As with many of Hawk’s romantic pairs, Henry and Vincent are a study in contrasts. Henry is literal in his approach, not prone to expressions of humor, insecure because people just don’t want to believe in his achievements (the reader sees right away that Henry’s device works, although imperfectly) and also because of the way he was taken advantage of as a young man (by a medium claiming to be speaking for his father without really doing so). Vincent is a bit more poetic, swaggering (but not overbearing) to hide his own insecurities which are based in his failure during a séance which led to his mentor’s death and in the fact people don’t want to believe he’s as intelligent as he is because he’s Native American. The attraction between the two is immediate (and acted on fairly quickly, if awkwardly). Their position as rivals for a big cash prize (which each needs to save their own business and keep themselves and their partners with food and shelter) is just the first road-block of many thrown in front of them by the author. But they do persevere and grow towards a happy relationship. (No unhappy endings or “murder your gays” tropes to be had in a Jordan Hawk book!) Although it’s never expressed in quite this way, what the men have in common is a loss of fathers via “possession.” Vincent was possessed by a malevolent spirit which killed his mentor/father-figure while in Vincent’s body, and Henry was “possessed” by the fraudulent medium who took advantage of Henry’s attraction and guilelessness to steal Henry’s inheritance away from him. Both of these possessions haunt the men, and affect not only their relationship with each other but with their friends. Vincent’s fear of being possessed again holds him back from holding the séances needed to keep his and Lizzie’s business open; Henry’s anger at being taken advantage of makes it difficult for him to compromise with the people he needs to make his business a success.

This may be the most diverse main cast of all of Hawk’s historicals, both in terms of ethnicity and gender, and that’s saying something. While Henry is a gay white man, Vincent is Native American, Jo is mixed-race (the child of Henry’s white uncle and a black servant), and Lizzie is transgender.
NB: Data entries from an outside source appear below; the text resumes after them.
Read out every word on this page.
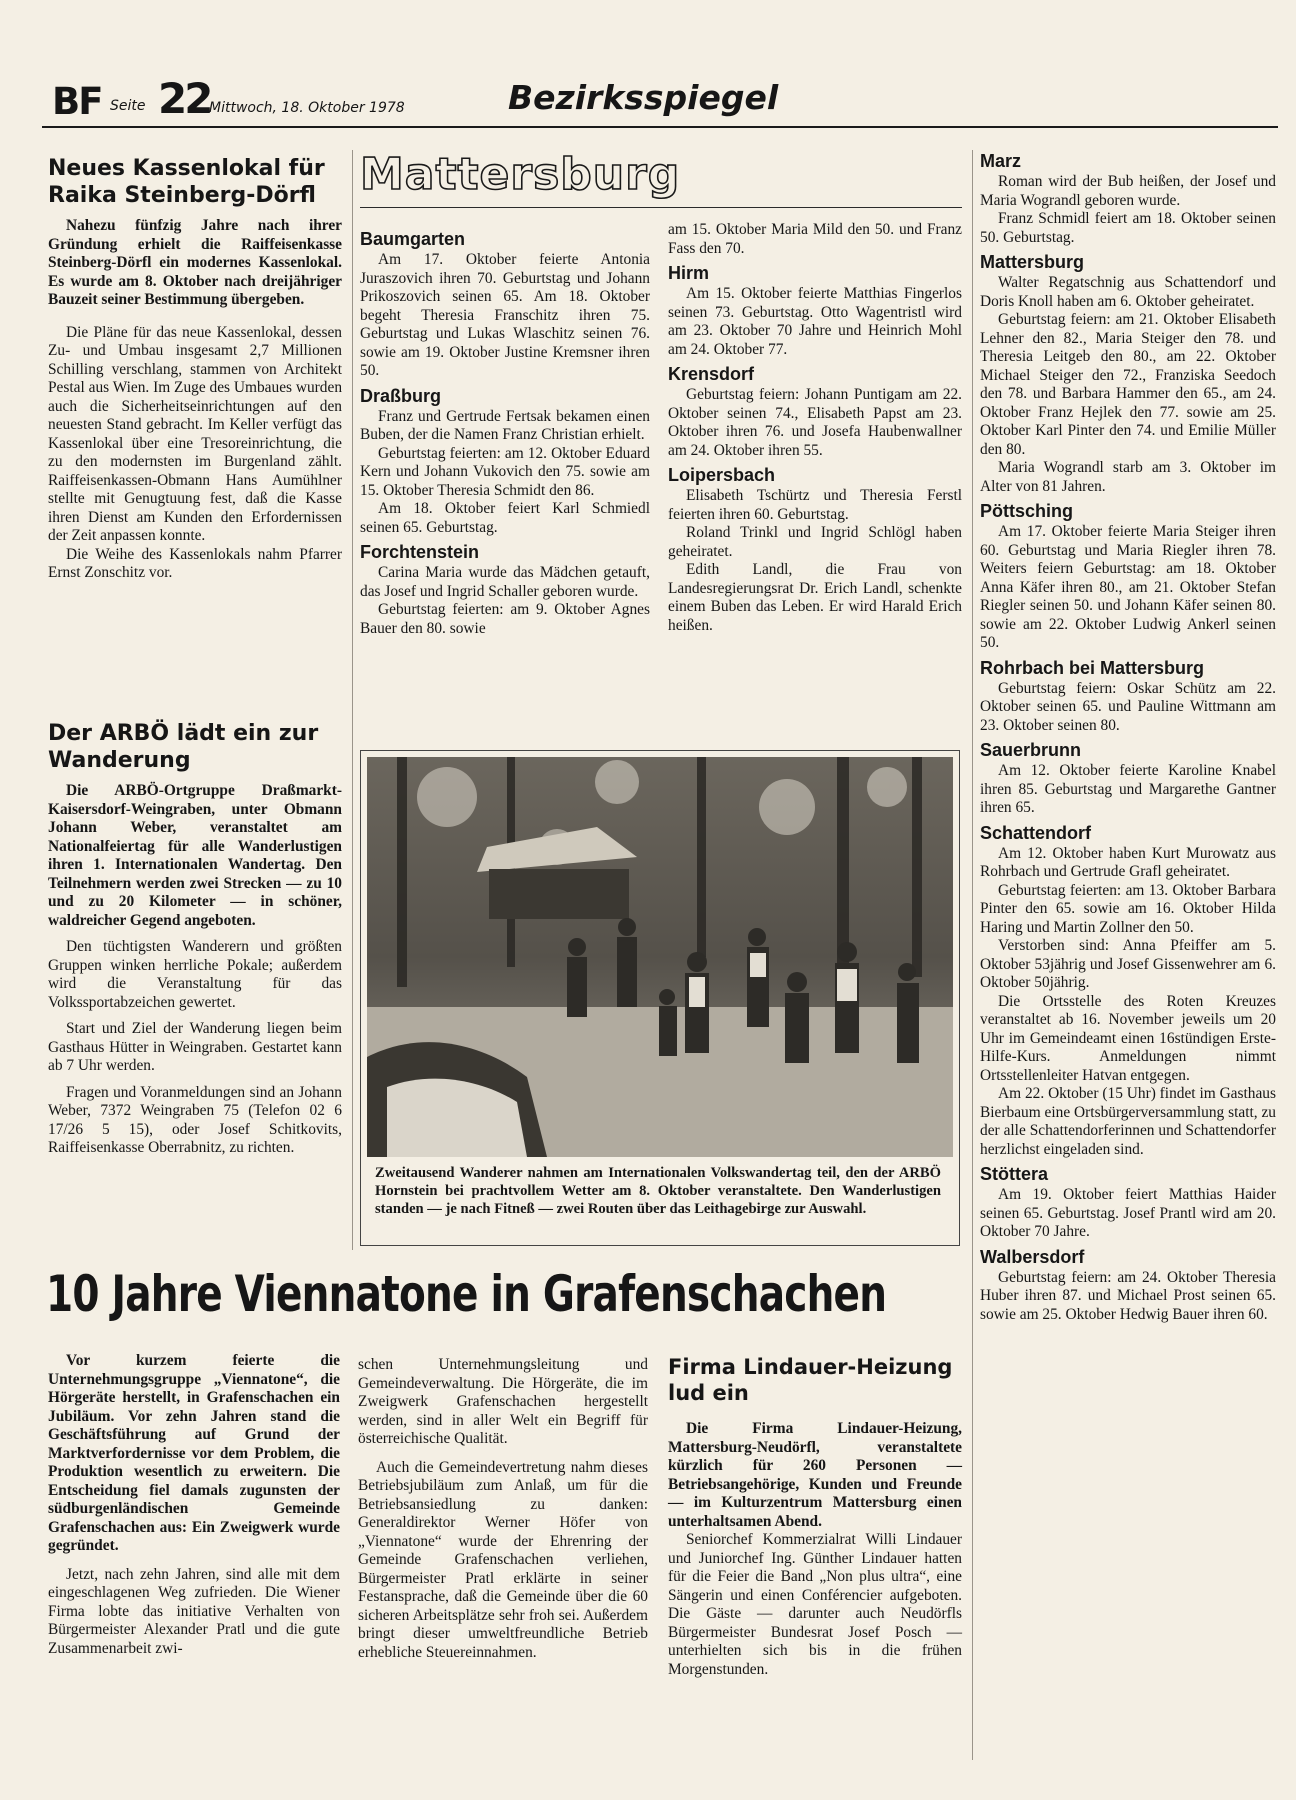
BF Seite 22
Mittwoch, 18. Oktober 1978	Bezirksspiegel
Neues Kassenlokal für Raika Steinberg-Dörfl

Nahezu fünfzig Jahre nach ihrer Gründung erhielt die Raiffeisenkasse Steinberg-Dörfl ein modernes Kassenlokal. Es wurde am 8. Oktober nach dreijähriger Bauzeit seiner Bestimmung übergeben.

Die Pläne für das neue Kassenlokal, dessen Zu- und Umbau insgesamt 2,7 Millionen Schilling verschlang, stammen von Architekt Pestal aus Wien. Im Zuge des Umbaues wurden auch die Sicherheitseinrichtungen auf den neuesten Stand gebracht. Im Keller verfügt das Kassenlokal über eine Tresoreinrichtung, die zu den modernsten im Burgenland zählt. Raiffeisenkassen-Obmann Hans Aumühlner stellte mit Genugtuung fest, daß die Kasse ihren Dienst am Kunden den Erfordernissen der Zeit anpassen konnte.

Die Weihe des Kassenlokals nahm Pfarrer Ernst Zonschitz vor.

Der ARBÖ lädt ein zur Wanderung

Die ARBÖ-Ortgruppe Draßmarkt-Kaisersdorf-Weingraben, unter Obmann Johann Weber, veranstaltet am Nationalfeiertag für alle Wanderlustigen ihren 1. Internationalen Wandertag. Den Teilnehmern werden zwei Strecken — zu 10 und zu 20 Kilometer — in schöner, waldreicher Gegend angeboten.

Den tüchtigsten Wanderern und größten Gruppen winken herrliche Pokale; außerdem wird die Veranstaltung für das Volkssportabzeichen gewertet.

Start und Ziel der Wanderung liegen beim Gasthaus Hütter in Weingraben. Gestartet kann ab 7 Uhr werden.

Fragen und Voranmeldungen sind an Johann Weber, 7372 Weingraben 75 (Telefon 02 6 17/26 5 15), oder Josef Schitkovits, Raiffeisenkasse Oberrabnitz, zu richten.

Mattersburg
Baumgarten

Am 17. Oktober feierte Antonia Juraszovich ihren 70. Geburtstag und Johann Prikoszovich seinen 65. Am 18. Oktober begeht Theresia Franschitz ihren 75. Geburtstag und Lukas Wlaschitz seinen 76. sowie am 19. Oktober Justine Kremsner ihren 50.

Draßburg

Franz und Gertrude Fertsak bekamen einen Buben, der die Namen Franz Christian erhielt.

Geburtstag feierten: am 12. Oktober Eduard Kern und Johann Vukovich den 75. sowie am 15. Oktober Theresia Schmidt den 86.

Am 18. Oktober feiert Karl Schmiedl seinen 65. Geburtstag.

Forchtenstein

Carina Maria wurde das Mädchen getauft, das Josef und Ingrid Schaller geboren wurde.

Geburtstag feierten: am 9. Oktober Agnes Bauer den 80. sowie

am 15. Oktober Maria Mild den 50. und Franz Fass den 70.

Hirm

Am 15. Oktober feierte Matthias Fingerlos seinen 73. Geburtstag. Otto Wagentristl wird am 23. Oktober 70 Jahre und Heinrich Mohl am 24. Oktober 77.

Krensdorf

Geburtstag feiern: Johann Puntigam am 22. Oktober seinen 74., Elisabeth Papst am 23. Oktober ihren 76. und Josefa Haubenwallner am 24. Oktober ihren 55.

Loipersbach

Elisabeth Tschürtz und Theresia Ferstl feierten ihren 60. Geburtstag.

Roland Trinkl und Ingrid Schlögl haben geheiratet.

Edith Landl, die Frau von Landesregierungsrat Dr. Erich Landl, schenkte einem Buben das Leben. Er wird Harald Erich heißen.

Zweitausend Wanderer nahmen am Internationalen Volkswandertag teil, den der ARBÖ Hornstein bei prachtvollem Wetter am 8. Oktober veranstaltete. Den Wanderlustigen standen — je nach Fitneß — zwei Routen über das Leithagebirge zur Auswahl.

Marz

Roman wird der Bub heißen, der Josef und Maria Wograndl geboren wurde.

Franz Schmidl feiert am 18. Oktober seinen 50. Geburtstag.

Mattersburg

Walter Regatschnig aus Schattendorf und Doris Knoll haben am 6. Oktober geheiratet.

Geburtstag feiern: am 21. Oktober Elisabeth Lehner den 82., Maria Steiger den 78. und Theresia Leitgeb den 80., am 22. Oktober Michael Steiger den 72., Franziska Seedoch den 78. und Barbara Hammer den 65., am 24. Oktober Franz Hejlek den 77. sowie am 25. Oktober Karl Pinter den 74. und Emilie Müller den 80.

Maria Wograndl starb am 3. Oktober im Alter von 81 Jahren.

Pöttsching

Am 17. Oktober feierte Maria Steiger ihren 60. Geburtstag und Maria Riegler ihren 78. Weiters feiern Geburtstag: am 18. Oktober Anna Käfer ihren 80., am 21. Oktober Stefan Riegler seinen 50. und Johann Käfer seinen 80. sowie am 22. Oktober Ludwig Ankerl seinen 50.

Rohrbach bei Mattersburg

Geburtstag feiern: Oskar Schütz am 22. Oktober seinen 65. und Pauline Wittmann am 23. Oktober seinen 80.

Sauerbrunn

Am 12. Oktober feierte Karoline Knabel ihren 85. Geburtstag und Margarethe Gantner ihren 65.

Schattendorf

Am 12. Oktober haben Kurt Murowatz aus Rohrbach und Gertrude Grafl geheiratet.

Geburtstag feierten: am 13. Oktober Barbara Pinter den 65. sowie am 16. Oktober Hilda Haring und Martin Zollner den 50.

Verstorben sind: Anna Pfeiffer am 5. Oktober 53jährig und Josef Gissenwehrer am 6. Oktober 50jährig.

Die Ortsstelle des Roten Kreuzes veranstaltet ab 16. November jeweils um 20 Uhr im Gemeindeamt einen 16stündigen Erste-Hilfe-Kurs. Anmeldungen nimmt Ortsstellenleiter Hatvan entgegen.

Am 22. Oktober (15 Uhr) findet im Gasthaus Bierbaum eine Ortsbürgerversammlung statt, zu der alle Schattendorferinnen und Schattendorfer herzlichst eingeladen sind.

Stöttera

Am 19. Oktober feiert Matthias Haider seinen 65. Geburtstag. Josef Prantl wird am 20. Oktober 70 Jahre.

Walbersdorf

Geburtstag feiern: am 24. Oktober Theresia Huber ihren 87. und Michael Prost seinen 65. sowie am 25. Oktober Hedwig Bauer ihren 60.

10 Jahre Viennatone in Grafenschachen

Vor kurzem feierte die Unternehmungsgruppe „Viennatone“, die Hörgeräte herstellt, in Grafenschachen ein Jubiläum. Vor zehn Jahren stand die Geschäftsführung auf Grund der Marktverfordernisse vor dem Problem, die Produktion wesentlich zu erweitern. Die Entscheidung fiel damals zugunsten der südburgenländischen Gemeinde Grafenschachen aus: Ein Zweigwerk wurde gegründet.

Jetzt, nach zehn Jahren, sind alle mit dem eingeschlagenen Weg zufrieden. Die Wiener Firma lobte das initiative Verhalten von Bürgermeister Alexander Pratl und die gute Zusammenarbeit zwi-

schen Unternehmungsleitung und Gemeindeverwaltung. Die Hörgeräte, die im Zweigwerk Grafenschachen hergestellt werden, sind in aller Welt ein Begriff für österreichische Qualität.

Auch die Gemeindevertretung nahm dieses Betriebsjubiläum zum Anlaß, um für die Betriebsansiedlung zu danken: Generaldirektor Werner Höfer von „Viennatone“ wurde der Ehrenring der Gemeinde Grafenschachen verliehen, Bürgermeister Pratl erklärte in seiner Festansprache, daß die Gemeinde über die 60 sicheren Arbeitsplätze sehr froh sei. Außerdem bringt dieser umweltfreundliche Betrieb erhebliche Steuereinnahmen.

Firma Lindauer-Heizung lud ein

Die Firma Lindauer-Heizung, Mattersburg-Neudörfl, veranstaltete kürzlich für 260 Personen — Betriebsangehörige, Kunden und Freunde — im Kulturzentrum Mattersburg einen unterhaltsamen Abend.

Seniorchef Kommerzialrat Willi Lindauer und Juniorchef Ing. Günther Lindauer hatten für die Feier die Band „Non plus ultra“, eine Sängerin und einen Conférencier aufgeboten. Die Gäste — darunter auch Neudörfls Bürgermeister Bundesrat Josef Posch — unterhielten sich bis in die frühen Morgenstunden.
Since the Spirits trilogy is primarily M/M romance, it would be easy to relegate Jo and Lizzie to the status of “secondary characters” but they really aren’t. They have their own character arcs and contribute to the successful resolution of the potentially world-shattering events they are taking part in, and they do get their own romantic sub-plots – they just don’t get any sex scenes.

And if that’s not a perfect segue, nothing is. As mentioned, it wouldn’t be a Hawk book without increasingly hot (even when they’re awkward) sex scenes between the leads. These scenes also tend to be lovingly romantic. But they are certainly not for the prudish. (I think the books read just as well without the explicit sex, but as the sex is part of what Hawk (as well as KJ Charles, Adam Carpenter, and other authors I enjoy) is known for, I can’t complain about their inclusion – and certainly can’t claim that they’re not well-written.

The trilogy tells a complete story, over the course of three interesting hauntings and along with a variety of sub-plots. I’m sure there’s much more that could be explored in this world and with these characters, but for now the author says the story is finished. (Maybe they’ll decide to revisit this world now that the long-running Whyborne & Griffin series is drawing to a close?)

Check out Jordan L. Hawk’s Spirits trilogy if you like: ghost stories, séances, M/M romance, diverse and well-written casts, and subtle, supernatural-based alternate history.